Coinbase CEO Says Trump Administration May ‘Rush Out’ Crypto Wallet Rules

Coinbase CEO says Trump Administration may ‘rush out’ crypto wallet rules. On Wednesday night, Coinbase CEO, Brian Armstrong took Twitter to blow up the U.S. Treasury Department’s alleged plans to try to monitor owners of self-hosted cryptocurrency wallets with a cumbersome set of data collection criteria.

If the rumours are to be believed, outgoing Treasury Secretary Steven Mnuchin is preparing to tamp down on one of the fundamental tenets of the cryptocurrency ethos: the ability of the individual to hold their crypto (unmolested) themselves.

“This proposed regulation would, we think, require financial institutions like Coinbase to verify the recipient/owner of the self-hosted wallet, collecting identifying information on that party, before a withdrawal could be sent to that self-hosted wallet,” Armstrong tweeted.

If valid, the legislation will reflect a broadside to the U.S. cryptocurrency industry as few have ever been levied by the federal government. It will force companies to know every counterparty about their users’ crypto transactions, keeping logs, monitor movements, and verify identities even before the transfer could take place.

It would also bring to pass the worst-case scenario envisioned by industry players when the Financial Action Task Force (FATF), an intergovernmental body, told its member countries to apply the so-called travel rule to crypto businesses last year. This long-standing rule requires financial institutions to collect information about the sender and receiver of a money transfer. But it was ambiguous what that would mean when someone sends bitcoin (BTC, +0.29%) from, say, their Coinbase account to an address controlled by a private key on a sheet of paper kept in a sock drawer.

It would not just affect those who store their coins on a hardware device like Trezor or Ledger. Many crypto services use non-custodial wallets, decentralized finance (DeFi) smart contracts, software wallets, paper storage. All would need to prove their provenance to transact with regulated entities under the rumored rule.

Such a sweeping interpretation of FATF guidance has already been applied in Switzerland and the Netherlands. There, virtual asset service providers (VASPs) must prove the ownership of non-custodial crypto wallets ahead of transfer.

Armstrong said Wednesday that such a regulation “would be a terrible legacy and have long-standing negative impacts for the U.S.” 

“This additional friction would kill many of the emerging use cases for crypto.
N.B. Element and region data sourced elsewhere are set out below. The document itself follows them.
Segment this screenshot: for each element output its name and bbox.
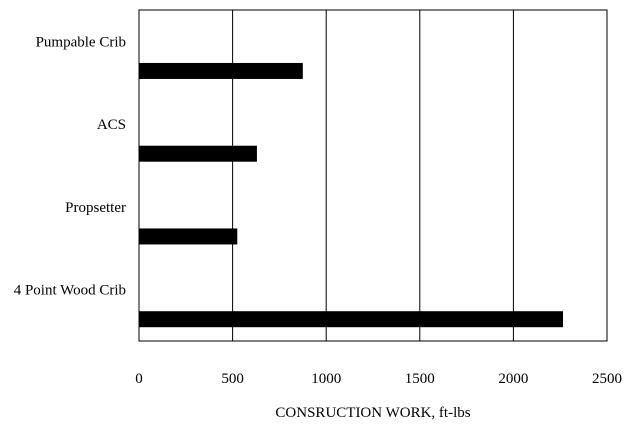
x-tick-label: 2000	[498, 371, 528, 387]
x-tick-label: 1000	[311, 371, 341, 387]
category-labels: Pumpable Crib ACS Propsetter 4 Point Wood C…	[14, 34, 126, 298]
x-tick-label: 500	[221, 371, 244, 387]
category-label: Propsetter	[65, 200, 126, 216]
bar	[139, 62, 303, 79]
category-label: Pumpable Crib	[36, 34, 126, 50]
category-label: 4 Point Wood Crib	[14, 283, 126, 299]
x-tick-label: 0	[135, 371, 143, 387]
bars	[139, 62, 564, 328]
category-label: ACS	[97, 117, 126, 133]
x-tick-labels: 0 500 1000 1500 2000 2500	[135, 371, 622, 387]
x-axis-title: CONSRUCTION WORK, ft-lbs	[275, 405, 470, 421]
bar	[139, 311, 564, 328]
x-tick-label: 1500	[405, 371, 435, 387]
bar	[139, 145, 257, 162]
bar	[139, 228, 238, 245]
plot-area-frame	[138, 9, 608, 342]
gridlines	[232, 10, 514, 341]
x-tick-label: 2500	[592, 371, 622, 387]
Crypto is not just money – it is digitizing every type of asset,” he added.

To date, the regulation of decentralised cryptocurrency networks has mostly been restricted to on/off ramps between networks and the conventional finance structure, according to Jacob Farber, a partner in blockchain law and consultancy firm Ouroboros LLP. This state of affairs left the industry “mostly unregulated” and private, so that it was able to offer a real alternative to conventional finance, Farber said.

“Imposing a KYC [know-your-customer] requirement on transactions between on/off ramps and every wallet that transacts with them expands the reach of regulation over crypto exponentially,” Farber added. “More importantly, it changes what crypto can be, at least at scale.”

He called Armstrong’s concerns justified and said these potential regulations should be taken seriously by the cryptocurrency community.